Теперь уже мне пришлось долго ждать ответа. Девушка явно задумалась. А может, и не задумалась вовсе, а заболталась, к примеру, с подружкой по телефону. Могла же ей позвонить подружка? Или она сама ей позвонила, не в силах больше в одиночку нести бремя этой странной любви к мужским рукам, которая обрушилась на неё так неожиданно…
«Скорее всего, ты права… В самом деле, я влюбилась не в человека, а в его руки. А что это значит? И что мне теперь делать?»
«А ничего не делай. Плыви по течению, оно тебя куда-нибудь да вынесет. Или к берегу прибьёт… Ну, там видно будет».

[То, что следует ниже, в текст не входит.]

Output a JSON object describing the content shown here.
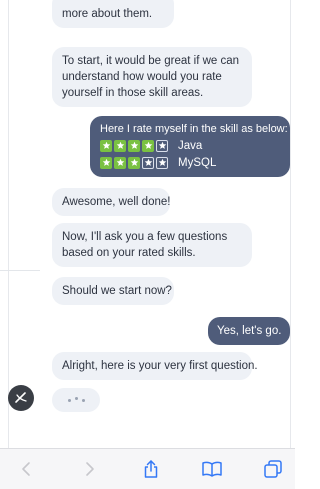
{
  "messages": [
    {
      "role": "bot",
      "lines": [
        "more about them."
      ]
    },
    {
      "role": "bot",
      "lines": [
        "To start, it would be great if we can",
        "understand how would you rate",
        "yourself in those skill areas."
      ]
    },
    {
      "role": "user",
      "intro": "Here I rate myself in the skill as below:",
      "ratings": [
        {
          "skill": "Java",
          "stars": 4,
          "max": 5
        },
        {
          "skill": "MySQL",
          "stars": 3,
          "max": 5
        }
      ]
    },
    {
      "role": "bot",
      "lines": [
        "Awesome, well done!"
      ]
    },
    {
      "role": "bot",
      "lines": [
        "Now, I'll ask you a few questions",
        "based on your rated skills."
      ]
    },
    {
      "role": "bot",
      "lines": [
        "Should we start now?"
      ]
    },
    {
      "role": "user",
      "lines": [
        "Yes, let's go."
      ]
    },
    {
      "role": "bot",
      "lines": [
        "Alright, here is your very first question."
      ]
    }
  ],
  "colors": {
    "bot_bubble": "#eef1f6",
    "user_bubble": "#4f5c7a",
    "star_filled": "#7ac142",
    "toolbar_icon": "#3478f6",
    "toolbar_icon_disabled": "#c7c7cc"
  },
  "toolbar": {
    "icons": [
      "back-icon",
      "forward-icon",
      "share-icon",
      "bookmarks-icon",
      "tabs-icon"
    ]
  }
}
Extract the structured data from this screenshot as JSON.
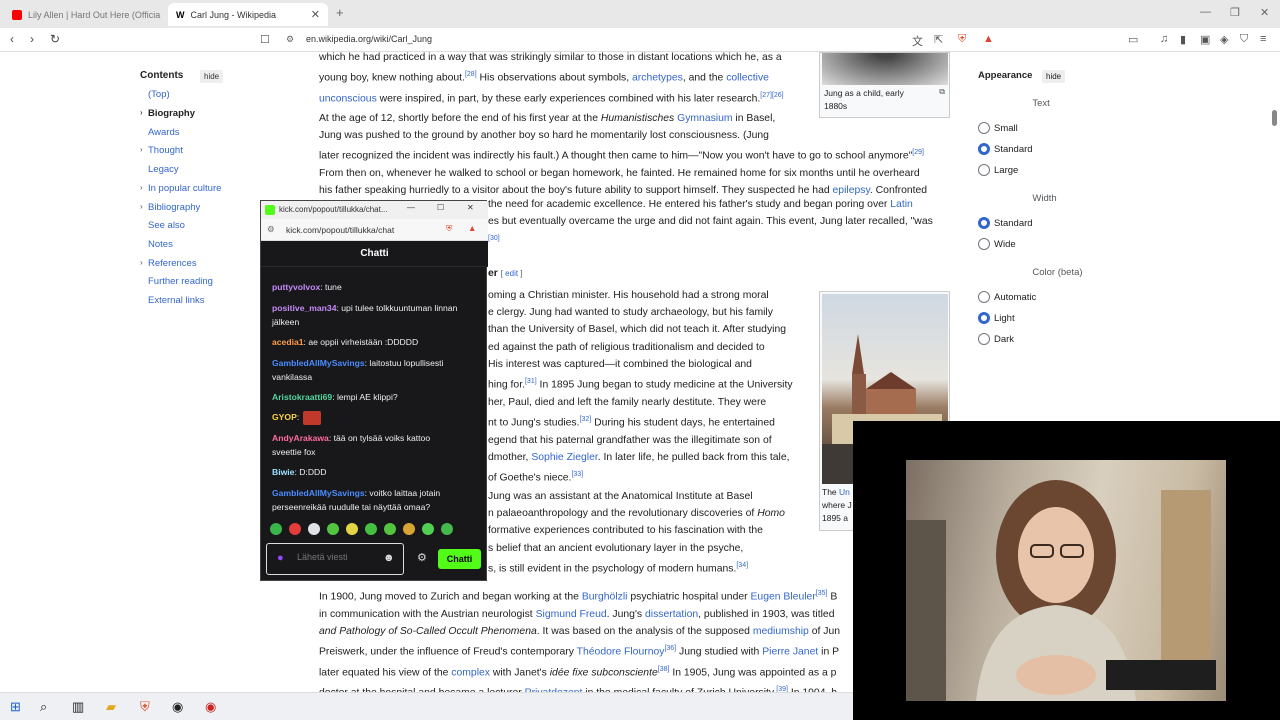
{
  "tabs": [
    {
      "label": "Lily Allen | Hard Out Here (Officia"
    },
    {
      "label": "Carl Jung - Wikipedia"
    }
  ],
  "address_url": "en.wikipedia.org/wiki/Carl_Jung",
  "toc": {
    "title": "Contents",
    "hide_label": "hide",
    "items": [
      "(Top)",
      "Biography",
      "Awards",
      "Thought",
      "Legacy",
      "In popular culture",
      "Bibliography",
      "See also",
      "Notes",
      "References",
      "Further reading",
      "External links"
    ]
  },
  "article": {
    "p1_line1": "which he had practiced in a way that was strikingly similar to those in distant locations which he, as a",
    "p1_line2a": "young boy, knew nothing about.",
    "p1_sup1": "[28]",
    "p1_line2b": " His observations about symbols, ",
    "p1_link1": "archetypes",
    "p1_line2c": ", and the ",
    "p1_link2": "collective",
    "p1_link3": "unconscious",
    "p1_line3b": " were inspired, in part, by these early experiences combined with his later research.",
    "p1_sup2": "[27][26]",
    "p2_line1a": "At the age of 12, shortly before the end of his first year at the ",
    "p2_italic": "Humanistisches",
    "p2_link": "Gymnasium",
    "p2_line1b": " in Basel,",
    "p2_line2": "Jung was pushed to the ground by another boy so hard he momentarily lost consciousness. (Jung",
    "p2_line3": "later recognized the incident was indirectly his fault.) A thought then came to him—\"Now you won't have to go to school anymore\"",
    "p2_sup": "[29]",
    "p2_line4": "From then on, whenever he walked to school or began homework, he fainted. He remained home for six months until he overheard",
    "p2_line5a": "his father speaking hurriedly to a visitor about the boy's future ability to support himself. They suspected he had ",
    "p2_link2": "epilepsy",
    "p2_line5b": ". Confronted",
    "p2_line6a": "the need for academic excellence. He entered his father's study and began poring over ",
    "p2_link3": "Latin",
    "p2_line7": "es but eventually overcame the urge and did not faint again. This event, Jung later recalled, \"was",
    "p2_sup2": "[30]",
    "section_title": "er",
    "section_edit": "edit",
    "p3_line1": "oming a Christian minister. His household had a strong moral",
    "p3_line2": "e clergy. Jung had wanted to study archaeology, but his family",
    "p3_line3": "than the University of Basel, which did not teach it. After studying",
    "p3_line4": "ed against the path of religious traditionalism and decided to",
    "p3_line5": " His interest was captured—it combined the biological and",
    "p3_line6a": "hing for.",
    "p3_sup1": "[31]",
    "p3_line6b": " In 1895 Jung began to study medicine at the University",
    "p3_line7": "her, Paul, died and left the family nearly destitute. They were",
    "p3_line8a": "nt to Jung's studies.",
    "p3_sup2": "[32]",
    "p3_line8b": " During his student days, he entertained",
    "p3_line9": "egend that his paternal grandfather was the illegitimate son of",
    "p3_line10a": "dmother, ",
    "p3_link1": "Sophie Ziegler",
    "p3_line10b": ". In later life, he pulled back from this tale,",
    "p3_line11a": "of Goethe's niece.",
    "p3_sup3": "[33]",
    "p4_line1": " Jung was an assistant at the Anatomical Institute at Basel",
    "p4_line2a": "n palaeoanthropology and the revolutionary discoveries of ",
    "p4_italic": "Homo",
    "p4_line3": "formative experiences contributed to his fascination with the",
    "p4_line4": "s belief that an ancient evolutionary layer in the psyche,",
    "p4_line5a": "s, is still evident in the psychology of modern humans.",
    "p4_sup": "[34]",
    "p5_line1a": "In 1900, Jung moved to Zurich and began working at the ",
    "p5_link1": "Burghölzli",
    "p5_line1b": " psychiatric hospital under ",
    "p5_link2": "Eugen Bleuler",
    "p5_sup1": "[35]",
    "p5_line1c": " B",
    "p5_line2a": "in communication with the Austrian neurologist ",
    "p5_link3": "Sigmund Freud",
    "p5_line2b": ". Jung's ",
    "p5_link4": "dissertation",
    "p5_line2c": ", published in 1903, was titled",
    "p5_line3a": "and Pathology of So-Called Occult Phenomena",
    "p5_line3b": ". It was based on the analysis of the supposed ",
    "p5_link5": "mediumship",
    "p5_line3c": " of Jun",
    "p5_line4a": "Preiswerk, under the influence of Freud's contemporary ",
    "p5_link6": "Théodore Flournoy",
    "p5_sup2": "[36]",
    "p5_line4b": " Jung studied with ",
    "p5_link7": "Pierre Janet",
    "p5_line4c": " in P",
    "p5_line5a": "later equated his view of the ",
    "p5_link8": "complex",
    "p5_line5b": " with Janet's ",
    "p5_italic2": "idée fixe subconsciente",
    "p5_sup3": "[38]",
    "p5_line5c": " In 1905, Jung was appointed as a p",
    "p5_line6a": "doctor at the hospital and became a lecturer ",
    "p5_link9": "Privatdozent",
    "p5_line6b": " in the medical faculty of Zurich University.",
    "p5_sup4": "[39]",
    "p5_line6c": " In 1904, h"
  },
  "figures": {
    "fig1_caption_line1": "Jung as a child, early",
    "fig1_caption_line2": "1880s",
    "fig2_caption_a": "The ",
    "fig2_caption_link": "Un",
    "fig2_caption_b": "where J",
    "fig2_caption_c": "1895 a"
  },
  "appearance": {
    "title": "Appearance",
    "hide_label": "hide",
    "text_heading": "Text",
    "text_options": [
      "Small",
      "Standard",
      "Large"
    ],
    "text_selected": "Standard",
    "width_heading": "Width",
    "width_options": [
      "Standard",
      "Wide"
    ],
    "width_selected": "Standard",
    "color_heading": "Color (beta)",
    "color_options": [
      "Automatic",
      "Light",
      "Dark"
    ],
    "color_selected": "Light"
  },
  "chat": {
    "window_title": "kick.com/popout/tillukka/chat...",
    "url": "kick.com/popout/tillukka/chat",
    "header": "Chatti",
    "messages": [
      {
        "user": "puttyvolvox",
        "color": "#c58af9",
        "text": ": tune"
      },
      {
        "user": "positive_man34",
        "color": "#c58af9",
        "text": ": upi tulee tolkkuuntuman linnan"
      },
      {
        "user": "",
        "color": "#efeff1",
        "text": "jälkeen"
      },
      {
        "user": "acedia1",
        "color": "#ff9c4a",
        "text": ": ae oppii virheistään :DDDDD"
      },
      {
        "user": "GambledAllMySavings",
        "color": "#4a8cff",
        "text": ": laitostuu lopullisesti"
      },
      {
        "user": "",
        "color": "#efeff1",
        "text": "vankilassa"
      },
      {
        "user": "Aristokraatti69",
        "color": "#54d6a0",
        "text": ": lempi AE klippi?"
      },
      {
        "user": "GYOP",
        "color": "#ffd33d",
        "text": ":"
      },
      {
        "user": "AndyArakawa",
        "color": "#ff6b9d",
        "text": ": tää on tylsää voiks kattoo"
      },
      {
        "user": "",
        "color": "#efeff1",
        "text": "sveettie fox"
      },
      {
        "user": "Biwie",
        "color": "#9be0ff",
        "text": ": D:DDD"
      },
      {
        "user": "GambledAllMySavings",
        "color": "#4a8cff",
        "text": ": voitko laittaa jotain"
      },
      {
        "user": "",
        "color": "#efeff1",
        "text": "perseenreikää ruudulle tai näyttää omaa?"
      }
    ],
    "input_placeholder": "Lähetä viesti",
    "send_label": "Chatti"
  },
  "colors": {
    "link": "#3366cc",
    "kick_green": "#53fc18",
    "chat_bg": "#18181b"
  }
}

Она ничего мне не ответила. Переваривает информацию. А хорошо, что я с ней пообщалась. От своих грустных мыслей отвлеклась…
У меня на работе – полный кошмар. Я уже просто не могу видеть свой предмет страсти нежной. И не видеть его тоже не могу. Патовая ситуация, прямо-таки безвыходная. Выход закрыли, выхода нет…
Да чего я так терзаюсь? Вот как наберусь смелости, как подойду к нему, как заговорю! И что из того, что ему тридцать лет, а мне сорок? Подумаешь, какие-то жалкие десять лет разницы… Что такое десять лет по сравнению с вечностью?
Ой, не ври, себе же врёшь! А себя разве обманешь?
Я же ведь точно знаю, что мне не сорок лет, а сорок два, и уже скоро будет сорок три. И ему не тридцать, а «что-то около тридцати». Ну, может, лет двадцать восемь. А может, и двадцать семь. Таким образом, разрыв составляет не «какие-то жалкие десять лет», а полновесные пятнадцать, а то и все шестнадцать! Ужас какой… В принципе, я могла его родить, если бы не была в школе такой скромницей. У нас в классе была одна девочка, так ей директриса не позволила доучиться в восьмом классе, потому что животик уже был заметен. Таких, как она (двоечниц и прогульщиц) принято было порицать, а таких, как я (отличниц и скромниц) принято было восхвалять. И что в результате? Аня – так звали ту девочку – в пятнадцать лет стала мамой, в тридцать с небольшим – бабушкой, и теперь её внучка уже в школу ходит – кстати, в нашу же. Анька лет через десять уже правнуков нянчить будет, а я в свои сорок два года мучаюсь от неразделённой любви и отчаянно этой любви стесняюсь.
Интересно, жива ли ещё наша грозная директриса? И что бы она сказала теперь? Какие бы оценки за прожитую жизнь поставила бы нам с Аней? По-моему, я, бывшая отличница, как-то незаметно для себя съехала на двойки, а вот Анютка заслужила пять с плюсом!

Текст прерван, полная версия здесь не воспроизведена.